The report is making headlines because the actuaries estimate that for 2014 the newly eligible Medicaid expansion population had costs greater than the non-newly eligible Medicaid population.
But, Emma Sandoe writes in Health Affairs, “While we still do not have final figures on how much new Medicaid enrollees spent on medical care in 2014, we do have evidence—including a recent study by Naderah Pourat and co-authors published in the July issue of Health Affairs—that primary care and care coordination can help reduce the initial care costs of Medicaid enrollees entering the healthcare system for the first time.
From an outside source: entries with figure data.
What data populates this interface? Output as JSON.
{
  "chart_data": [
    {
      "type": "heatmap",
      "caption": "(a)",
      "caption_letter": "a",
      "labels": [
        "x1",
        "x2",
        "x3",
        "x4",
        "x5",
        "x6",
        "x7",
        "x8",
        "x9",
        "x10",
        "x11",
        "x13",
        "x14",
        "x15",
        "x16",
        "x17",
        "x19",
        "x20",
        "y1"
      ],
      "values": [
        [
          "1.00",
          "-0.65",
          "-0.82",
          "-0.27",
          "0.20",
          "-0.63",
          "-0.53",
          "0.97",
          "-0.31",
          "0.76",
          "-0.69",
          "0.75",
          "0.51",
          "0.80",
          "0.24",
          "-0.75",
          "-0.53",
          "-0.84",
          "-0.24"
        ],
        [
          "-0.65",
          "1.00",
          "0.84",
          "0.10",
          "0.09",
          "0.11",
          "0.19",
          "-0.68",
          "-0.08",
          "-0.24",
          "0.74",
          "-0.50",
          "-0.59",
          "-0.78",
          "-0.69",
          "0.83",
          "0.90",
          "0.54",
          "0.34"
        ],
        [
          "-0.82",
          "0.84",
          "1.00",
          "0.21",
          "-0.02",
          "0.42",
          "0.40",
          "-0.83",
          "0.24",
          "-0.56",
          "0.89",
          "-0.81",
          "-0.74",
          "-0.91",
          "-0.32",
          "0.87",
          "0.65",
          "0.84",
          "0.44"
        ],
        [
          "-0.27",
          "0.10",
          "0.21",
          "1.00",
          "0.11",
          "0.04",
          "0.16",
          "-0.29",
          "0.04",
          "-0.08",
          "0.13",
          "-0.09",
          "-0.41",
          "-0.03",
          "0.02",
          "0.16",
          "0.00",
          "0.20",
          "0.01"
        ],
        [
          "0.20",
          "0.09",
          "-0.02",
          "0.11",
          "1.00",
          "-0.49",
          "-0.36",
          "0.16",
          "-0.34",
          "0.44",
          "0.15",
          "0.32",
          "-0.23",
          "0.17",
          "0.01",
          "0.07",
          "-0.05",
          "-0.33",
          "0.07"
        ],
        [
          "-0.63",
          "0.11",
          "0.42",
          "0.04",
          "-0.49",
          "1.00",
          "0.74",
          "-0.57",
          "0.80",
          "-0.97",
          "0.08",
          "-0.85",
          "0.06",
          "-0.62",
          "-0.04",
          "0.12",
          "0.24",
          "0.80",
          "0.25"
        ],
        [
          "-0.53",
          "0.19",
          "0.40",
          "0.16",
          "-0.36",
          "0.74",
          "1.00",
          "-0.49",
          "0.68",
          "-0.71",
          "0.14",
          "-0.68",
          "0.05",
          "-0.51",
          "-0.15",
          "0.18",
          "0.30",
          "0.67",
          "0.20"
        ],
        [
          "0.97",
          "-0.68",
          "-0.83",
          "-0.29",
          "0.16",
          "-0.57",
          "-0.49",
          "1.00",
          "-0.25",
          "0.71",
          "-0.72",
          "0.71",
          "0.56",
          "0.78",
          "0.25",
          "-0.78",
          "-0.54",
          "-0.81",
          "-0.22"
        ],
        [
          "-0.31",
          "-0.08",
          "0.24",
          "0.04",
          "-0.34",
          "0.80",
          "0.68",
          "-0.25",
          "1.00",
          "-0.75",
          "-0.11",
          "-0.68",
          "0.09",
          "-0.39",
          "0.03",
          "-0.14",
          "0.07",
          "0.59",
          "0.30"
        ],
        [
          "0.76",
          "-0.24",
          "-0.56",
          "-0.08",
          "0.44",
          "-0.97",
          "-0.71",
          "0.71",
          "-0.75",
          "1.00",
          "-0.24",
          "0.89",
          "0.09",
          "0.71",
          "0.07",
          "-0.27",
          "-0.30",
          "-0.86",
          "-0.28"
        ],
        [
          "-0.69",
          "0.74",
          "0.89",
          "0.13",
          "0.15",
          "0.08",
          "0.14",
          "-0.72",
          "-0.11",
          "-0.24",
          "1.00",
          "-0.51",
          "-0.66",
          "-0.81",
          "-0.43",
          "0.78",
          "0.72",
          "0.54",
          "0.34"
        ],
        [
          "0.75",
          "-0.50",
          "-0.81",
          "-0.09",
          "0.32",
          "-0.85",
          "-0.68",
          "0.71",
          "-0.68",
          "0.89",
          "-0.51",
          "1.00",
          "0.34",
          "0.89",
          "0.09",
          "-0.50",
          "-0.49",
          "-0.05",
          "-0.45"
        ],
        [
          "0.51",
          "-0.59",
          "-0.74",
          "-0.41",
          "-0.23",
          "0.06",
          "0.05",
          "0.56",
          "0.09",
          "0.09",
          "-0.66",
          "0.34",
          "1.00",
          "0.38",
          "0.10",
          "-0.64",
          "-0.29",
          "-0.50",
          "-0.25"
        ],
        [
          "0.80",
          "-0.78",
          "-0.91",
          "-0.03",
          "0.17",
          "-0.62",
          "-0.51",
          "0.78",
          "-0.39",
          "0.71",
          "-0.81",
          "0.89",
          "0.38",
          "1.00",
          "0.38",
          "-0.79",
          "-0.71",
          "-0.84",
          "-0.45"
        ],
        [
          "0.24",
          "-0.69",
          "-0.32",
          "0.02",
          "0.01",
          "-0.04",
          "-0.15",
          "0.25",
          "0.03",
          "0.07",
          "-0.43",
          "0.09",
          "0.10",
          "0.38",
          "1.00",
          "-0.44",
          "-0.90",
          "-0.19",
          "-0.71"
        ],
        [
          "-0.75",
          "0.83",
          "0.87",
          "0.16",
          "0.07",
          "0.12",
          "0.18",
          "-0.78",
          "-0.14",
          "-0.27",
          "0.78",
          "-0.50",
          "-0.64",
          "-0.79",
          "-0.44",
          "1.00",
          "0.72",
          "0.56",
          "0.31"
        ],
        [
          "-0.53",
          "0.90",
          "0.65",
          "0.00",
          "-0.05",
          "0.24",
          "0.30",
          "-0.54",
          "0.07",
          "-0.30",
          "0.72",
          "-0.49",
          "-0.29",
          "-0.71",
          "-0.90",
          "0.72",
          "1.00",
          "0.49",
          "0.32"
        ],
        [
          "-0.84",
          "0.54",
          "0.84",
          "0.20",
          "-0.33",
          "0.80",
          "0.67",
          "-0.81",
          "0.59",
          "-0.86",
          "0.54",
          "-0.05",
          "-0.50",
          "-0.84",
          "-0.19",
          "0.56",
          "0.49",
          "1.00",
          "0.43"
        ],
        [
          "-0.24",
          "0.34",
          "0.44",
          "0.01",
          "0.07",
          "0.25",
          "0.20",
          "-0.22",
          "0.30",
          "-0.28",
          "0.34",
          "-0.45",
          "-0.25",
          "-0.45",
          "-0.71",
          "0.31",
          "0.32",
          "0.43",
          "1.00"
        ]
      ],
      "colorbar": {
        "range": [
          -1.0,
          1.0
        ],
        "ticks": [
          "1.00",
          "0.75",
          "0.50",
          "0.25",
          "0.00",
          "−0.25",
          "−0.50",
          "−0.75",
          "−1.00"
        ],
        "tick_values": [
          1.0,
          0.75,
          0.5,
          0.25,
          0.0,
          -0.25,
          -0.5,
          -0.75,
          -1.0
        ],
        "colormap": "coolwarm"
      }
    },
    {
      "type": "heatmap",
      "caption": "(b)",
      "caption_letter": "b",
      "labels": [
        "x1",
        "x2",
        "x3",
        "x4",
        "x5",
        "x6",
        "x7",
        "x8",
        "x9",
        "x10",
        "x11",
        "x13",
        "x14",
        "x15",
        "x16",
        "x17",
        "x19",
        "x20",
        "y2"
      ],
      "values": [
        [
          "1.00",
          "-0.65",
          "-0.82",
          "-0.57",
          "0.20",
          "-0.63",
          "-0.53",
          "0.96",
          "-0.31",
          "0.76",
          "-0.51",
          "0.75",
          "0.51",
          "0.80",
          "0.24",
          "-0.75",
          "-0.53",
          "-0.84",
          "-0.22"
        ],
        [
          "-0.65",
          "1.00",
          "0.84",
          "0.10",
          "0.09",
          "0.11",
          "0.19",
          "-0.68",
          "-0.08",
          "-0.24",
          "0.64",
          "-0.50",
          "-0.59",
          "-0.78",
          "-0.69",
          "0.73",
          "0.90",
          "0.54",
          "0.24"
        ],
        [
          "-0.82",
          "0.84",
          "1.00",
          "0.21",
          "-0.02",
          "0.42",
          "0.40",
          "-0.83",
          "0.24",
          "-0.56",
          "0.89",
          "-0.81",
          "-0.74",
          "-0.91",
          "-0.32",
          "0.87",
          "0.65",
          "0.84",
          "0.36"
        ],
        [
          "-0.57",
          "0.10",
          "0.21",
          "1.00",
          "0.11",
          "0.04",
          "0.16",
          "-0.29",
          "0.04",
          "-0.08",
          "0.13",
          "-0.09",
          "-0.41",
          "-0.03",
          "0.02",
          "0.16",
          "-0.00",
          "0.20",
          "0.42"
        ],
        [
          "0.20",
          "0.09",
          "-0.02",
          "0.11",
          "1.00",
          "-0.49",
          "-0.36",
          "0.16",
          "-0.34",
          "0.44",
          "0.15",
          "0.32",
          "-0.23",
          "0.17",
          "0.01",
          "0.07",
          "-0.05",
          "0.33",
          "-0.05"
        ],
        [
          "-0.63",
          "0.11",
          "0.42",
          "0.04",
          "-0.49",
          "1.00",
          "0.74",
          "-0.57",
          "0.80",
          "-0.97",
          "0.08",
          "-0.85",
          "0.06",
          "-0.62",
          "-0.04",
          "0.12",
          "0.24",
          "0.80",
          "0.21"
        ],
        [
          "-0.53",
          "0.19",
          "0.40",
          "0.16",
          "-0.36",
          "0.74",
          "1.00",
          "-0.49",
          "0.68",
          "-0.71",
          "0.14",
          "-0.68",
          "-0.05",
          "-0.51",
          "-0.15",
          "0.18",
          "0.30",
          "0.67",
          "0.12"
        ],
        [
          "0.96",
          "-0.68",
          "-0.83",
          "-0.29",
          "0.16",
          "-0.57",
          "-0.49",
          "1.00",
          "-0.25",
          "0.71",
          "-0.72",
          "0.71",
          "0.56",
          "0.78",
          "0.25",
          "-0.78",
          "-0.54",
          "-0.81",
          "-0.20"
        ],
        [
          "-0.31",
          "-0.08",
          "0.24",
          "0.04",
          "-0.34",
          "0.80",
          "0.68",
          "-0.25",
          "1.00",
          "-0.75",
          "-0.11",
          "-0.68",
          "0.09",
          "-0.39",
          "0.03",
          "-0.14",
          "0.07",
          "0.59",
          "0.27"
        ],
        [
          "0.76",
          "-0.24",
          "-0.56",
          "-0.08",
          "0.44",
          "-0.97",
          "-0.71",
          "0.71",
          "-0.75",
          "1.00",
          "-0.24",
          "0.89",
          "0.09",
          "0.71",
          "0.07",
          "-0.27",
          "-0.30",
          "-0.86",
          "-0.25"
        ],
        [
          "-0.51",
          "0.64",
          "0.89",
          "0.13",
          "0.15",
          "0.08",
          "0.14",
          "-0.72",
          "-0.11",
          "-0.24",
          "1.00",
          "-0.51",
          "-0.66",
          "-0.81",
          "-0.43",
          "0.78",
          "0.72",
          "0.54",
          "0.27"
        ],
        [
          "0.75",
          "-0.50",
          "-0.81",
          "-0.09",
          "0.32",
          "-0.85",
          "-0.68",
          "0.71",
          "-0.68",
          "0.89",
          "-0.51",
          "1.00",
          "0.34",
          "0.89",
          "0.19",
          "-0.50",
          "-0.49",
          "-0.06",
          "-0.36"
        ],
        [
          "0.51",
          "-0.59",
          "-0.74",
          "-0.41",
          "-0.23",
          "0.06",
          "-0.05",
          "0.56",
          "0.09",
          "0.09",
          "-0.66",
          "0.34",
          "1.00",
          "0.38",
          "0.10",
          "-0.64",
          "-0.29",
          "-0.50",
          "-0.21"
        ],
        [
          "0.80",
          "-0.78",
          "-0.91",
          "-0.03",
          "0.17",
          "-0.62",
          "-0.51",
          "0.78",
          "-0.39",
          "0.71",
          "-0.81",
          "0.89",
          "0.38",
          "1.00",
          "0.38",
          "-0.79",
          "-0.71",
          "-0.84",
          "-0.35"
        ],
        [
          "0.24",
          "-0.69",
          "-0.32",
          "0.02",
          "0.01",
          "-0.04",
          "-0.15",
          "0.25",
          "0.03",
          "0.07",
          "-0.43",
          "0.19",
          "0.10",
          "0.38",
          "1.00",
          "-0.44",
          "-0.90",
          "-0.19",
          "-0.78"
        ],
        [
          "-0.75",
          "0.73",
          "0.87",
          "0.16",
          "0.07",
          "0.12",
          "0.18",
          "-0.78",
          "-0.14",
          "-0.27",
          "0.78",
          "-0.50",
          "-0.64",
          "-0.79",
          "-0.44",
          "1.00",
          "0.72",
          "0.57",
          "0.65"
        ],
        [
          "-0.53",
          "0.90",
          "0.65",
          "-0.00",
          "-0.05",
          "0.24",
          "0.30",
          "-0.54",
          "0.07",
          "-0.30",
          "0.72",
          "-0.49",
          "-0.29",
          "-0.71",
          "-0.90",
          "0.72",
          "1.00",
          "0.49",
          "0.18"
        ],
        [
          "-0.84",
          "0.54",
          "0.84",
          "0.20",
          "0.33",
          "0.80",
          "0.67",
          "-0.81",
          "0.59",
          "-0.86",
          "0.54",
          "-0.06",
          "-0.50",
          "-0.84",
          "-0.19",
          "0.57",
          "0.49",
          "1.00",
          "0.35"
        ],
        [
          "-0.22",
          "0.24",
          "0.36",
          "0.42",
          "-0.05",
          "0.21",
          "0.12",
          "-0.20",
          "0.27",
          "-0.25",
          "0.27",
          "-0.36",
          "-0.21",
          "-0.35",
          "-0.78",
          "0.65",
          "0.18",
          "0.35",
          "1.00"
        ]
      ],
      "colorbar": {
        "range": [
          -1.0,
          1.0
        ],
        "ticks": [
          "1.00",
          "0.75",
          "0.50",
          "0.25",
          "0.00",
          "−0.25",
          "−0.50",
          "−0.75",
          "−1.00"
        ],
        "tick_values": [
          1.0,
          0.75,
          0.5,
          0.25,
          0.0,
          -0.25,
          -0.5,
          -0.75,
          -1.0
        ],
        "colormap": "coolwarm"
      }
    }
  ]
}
“After all, evidence suggests newly eligible Medicaid beneficiaries are healthier and less costly than the current Medicaid population. However, when negotiating their managed care contracts, many states estimated that the newly eligible would cost more in the first year than non-newly eligible individuals. This approach was based on the theory that the first newly eligible people to enroll would be those previously locked out of the insurance market, quickly entering the healthcare system with pent up demand. Additionally, they would be sicker and would require more healthcare services.
“But it doesn’t have to work that way. Pourat and colleagues show how, several years ago, California found a way to reduce the cost of newly insured Medicaid beneficiaries entering the healthcare system for the first time: care coordination.”